In my last blog post, I went over the history of AI and games (found here if you are so inclined). This week I want to talk about the current state of AI and video games. While there is a tonnnn of stuff going on, I can only dive into a couple sub-topics.
Computers are better than us
When you hear AI and video games, the first thing that usually comes to mind is something like this:
Which makes sense. There tends to be a lot of press about this sort of thing. The headlines that scream “Robots Will Take Over World, Steal your Job” are more eye-catching than ones that say “AI Makes 12% Improvement to Tutorial”. While that sort of research is amazing and interesting, there is a lot of other things going on behind the scenes that are making gameplay more enjoyable.

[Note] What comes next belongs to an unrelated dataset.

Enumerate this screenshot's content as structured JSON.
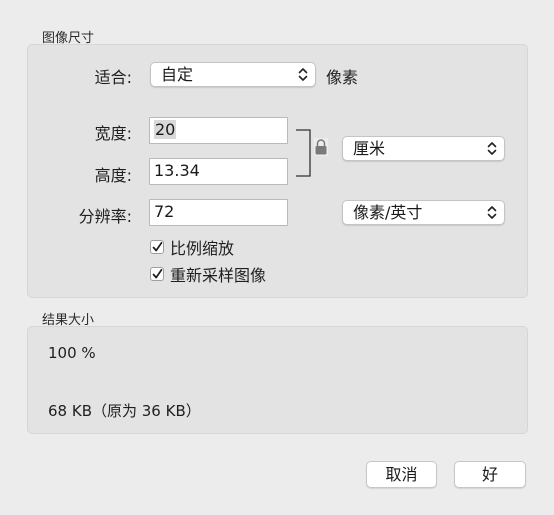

If you are a student of video game design history, then there are two things I can say about you with confidence:
- You’ve been called a nerd at some point in your life
- You’ve heard of Rogue
For those of you with flourishing social circles, I will explain. Rogue was a computer game developed around 1980 and was vitally important to video game history. It was so important because it was the first video game to use Procedurally Generated Content or PGC. PCG can be defined as Methods — mostly automated technologies — for generating game content, such as levels, maps, game rules, textures, stories, items, quests, music, weapons, vehicles, characters, etc.
All you really need to know about this is that designers put in some rules about how a game ought to look and the computer can create an entire landscape for the game with beautiful trees, valleys, mountains, etc. This same system can be used for individual levels, weapon systems (games like WoW and Borderlands use these to death), and even non-essential quests (Go to X place, kill Y monster, get Z reward).
The game that’s been most noteworthy of this, most recently, was No Man’s Sky. This game got so much attention was because it created an “almost infinite number of worlds”. Here’s a fun quote from one of the creators.
“If you were to visit one virtual planet every second, then our own sun will have died before you’d have seen them all.”
The feedback for the game seemed to be a resounding Meh; mostly due to a lack of interesting gameplay. This was really just the tip of the iceberg though. Now that a game like this has been done, it’ll be easy to replicate and create something with worthwhile gameplay on top of it. Just imagine this sort of game mixed with Fortnite’s gameplay to create something with an expanding galaxy, where players fight other players to maintain control of spread out planets, in order to gain resources and strategic positions.
A Siren song
We get it. You’re one of those people who doesn’t care about the gameplay. You want an emotional journey with in-depth characters. AI could never help create that sort of creative, human experience. Except that it can. Meet Siren.
Siren was created by Epic Games, and a host of other creators, and simultaneously inhabits both sides of the creepy/cool line. While some of you may know Epic from Fortnite, their claim to fame before that was their Unreal Engine, a program that helps game developers make video games more easily and quickly. I wasn’t quite sure what Siren meant when she said “driven”, but I think this video clears this up a bit.
They’re essentially rendering Andy Serkis’ acting real-time into their engine with accuracy that is, unreal. Given enough training data, an AI would be able to replicate this sort of performance and even procedurally generate unique, lifelike characters. Combined with a company like Spirit AI who claims to help you “Build characters who will improvise based on your narrative requirements and the player’s input”, and you’ve got yourself the makings of a digital West World (combined with 3D printing you’ve got the real thing).
Within the next few decades, video games are going to be an increasingly important part of everyday life. 67% of people aged 18-29 currently play some sort of video game and 81% of teens age 13-17 either have or have access to a game console such as PlayStation, Xbox or Wii. Game players are now the majority of people, whether its mobile or console its now mainstream. Games will be how many of us interact with others, spend our leisure time, and even learn.
This means games have a very large portion of our engagement and our attention. Combine that with the dramatic storytelling possibilities from Epic’s Siren and a vast expanse of infinite worlds and I think it’s fair to assume that time spent on video games will only continue to increase. This engagement presents a huge opportunity for advertising (feel free to use this as a blog topic) and is something that we, as ‘digital natives’, should begin thinking about.